I must admit, when the vomiting illnesses strike I approach the kiddos with much trepidation. Yes I love you sweetie, and I'm sorry that you don't feel well, but please don't touch my mouth and let's all go wash our hands again. A couple of years ago our beloved daycare provider retired, and the new daycare, while adequate, was just not the same. The provider had a school aged child that managed to get sick frequently, and she never felt compelled to let us know when was going to be home acting as a vector of disease. Even so, if she had made a bit of an effort to keep him separated from the other kids, I would have maybe taken my chances. But there were several occasions when Ehemann went to drop off Big Whompers that this child would be running about in the middle of the day. "Oh, he puked last night, but he seems okay now, I kept him home just in case." That same holiday season I gave my Thanksgiving dinner up to a toilet in a relative's schmancy guest bathroom, and spent New Years day exchanging time on the bathroom floor with my father (whom my mother had never before seen vomit in their 30+ years together).
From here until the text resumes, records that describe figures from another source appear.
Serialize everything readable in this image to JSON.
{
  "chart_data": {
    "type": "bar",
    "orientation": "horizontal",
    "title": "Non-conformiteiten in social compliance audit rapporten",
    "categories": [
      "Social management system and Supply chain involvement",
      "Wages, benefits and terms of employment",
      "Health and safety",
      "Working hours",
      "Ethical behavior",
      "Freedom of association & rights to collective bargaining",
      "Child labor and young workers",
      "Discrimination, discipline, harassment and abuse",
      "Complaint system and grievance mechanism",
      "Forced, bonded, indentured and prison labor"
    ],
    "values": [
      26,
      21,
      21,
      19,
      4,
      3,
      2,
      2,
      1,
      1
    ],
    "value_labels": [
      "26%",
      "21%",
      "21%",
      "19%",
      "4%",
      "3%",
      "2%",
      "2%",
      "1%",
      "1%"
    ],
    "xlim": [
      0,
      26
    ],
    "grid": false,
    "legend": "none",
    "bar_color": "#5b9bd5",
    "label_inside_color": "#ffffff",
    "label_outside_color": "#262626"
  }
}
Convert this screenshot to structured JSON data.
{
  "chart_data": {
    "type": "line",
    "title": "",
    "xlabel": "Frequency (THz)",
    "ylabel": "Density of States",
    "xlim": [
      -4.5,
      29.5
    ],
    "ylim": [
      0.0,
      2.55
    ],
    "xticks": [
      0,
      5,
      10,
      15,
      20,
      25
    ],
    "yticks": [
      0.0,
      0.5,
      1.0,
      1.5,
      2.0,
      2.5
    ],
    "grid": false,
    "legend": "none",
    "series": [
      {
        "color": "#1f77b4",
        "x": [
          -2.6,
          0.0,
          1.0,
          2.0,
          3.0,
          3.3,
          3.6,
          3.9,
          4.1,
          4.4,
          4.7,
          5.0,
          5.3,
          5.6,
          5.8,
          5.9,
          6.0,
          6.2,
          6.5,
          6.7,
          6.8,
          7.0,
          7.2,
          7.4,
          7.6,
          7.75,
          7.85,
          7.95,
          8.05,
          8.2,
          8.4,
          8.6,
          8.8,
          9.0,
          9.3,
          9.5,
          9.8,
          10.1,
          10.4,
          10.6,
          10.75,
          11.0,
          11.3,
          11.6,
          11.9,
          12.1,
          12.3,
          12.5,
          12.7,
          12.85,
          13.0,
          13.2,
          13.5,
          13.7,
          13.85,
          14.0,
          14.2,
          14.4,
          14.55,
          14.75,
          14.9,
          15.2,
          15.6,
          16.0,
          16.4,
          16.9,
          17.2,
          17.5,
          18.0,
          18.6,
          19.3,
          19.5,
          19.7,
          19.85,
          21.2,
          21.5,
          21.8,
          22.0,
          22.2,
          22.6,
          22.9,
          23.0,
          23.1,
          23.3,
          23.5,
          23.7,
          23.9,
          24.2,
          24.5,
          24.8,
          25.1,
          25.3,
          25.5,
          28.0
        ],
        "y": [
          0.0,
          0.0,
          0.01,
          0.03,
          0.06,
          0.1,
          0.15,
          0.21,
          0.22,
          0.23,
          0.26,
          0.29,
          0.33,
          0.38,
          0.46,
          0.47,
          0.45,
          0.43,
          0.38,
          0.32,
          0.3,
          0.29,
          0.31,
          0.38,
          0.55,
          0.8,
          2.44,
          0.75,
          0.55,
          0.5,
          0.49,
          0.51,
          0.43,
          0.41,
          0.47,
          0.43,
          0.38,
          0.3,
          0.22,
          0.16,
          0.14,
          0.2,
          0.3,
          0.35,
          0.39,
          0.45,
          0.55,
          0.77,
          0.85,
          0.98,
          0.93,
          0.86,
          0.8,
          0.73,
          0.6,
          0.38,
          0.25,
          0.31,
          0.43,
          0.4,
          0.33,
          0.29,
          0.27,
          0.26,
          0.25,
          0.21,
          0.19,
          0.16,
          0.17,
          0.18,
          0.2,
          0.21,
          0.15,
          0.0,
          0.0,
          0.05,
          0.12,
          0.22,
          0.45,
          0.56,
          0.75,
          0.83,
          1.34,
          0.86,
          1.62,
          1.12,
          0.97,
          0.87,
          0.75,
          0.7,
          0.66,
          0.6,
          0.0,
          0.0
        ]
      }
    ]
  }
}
Needless to say, when the opportunity arose to eliminate daycare, there was not much hesitation on our part.
Perhaps if I could vomit with such aplomb as my daughter I could handle it - Big Whompers merely announces "I don't feel well", then leans over and expels her insides. Her only comment is usually "Oh no, my Shirt, Pants, Shoes, etc." Ever concerned about appearances, I guess. I, on the other hand, must lie in wait on the bathroom floor until the episode is complete, then brush my teeth until I have removed a couple of layers of enamel and moan about how awful I feel. There is the sweating, the tears running down my face, the uncontrollable shaking. She however, just leans over, pukes, and walks away. Hang onto that gift kiddo, it will serve you well in college.

Friday, October 27, 2006

Hello,
A new and anonymous blog! A place to talk about my husband (Ehemann) and kiddos (Big Whompers and Little Whompers), but also about me, myself, and I. Perhaps a chance to get a few creative thoughts out while documenting the Whompers antics and waxing poetic about life with Ehemann.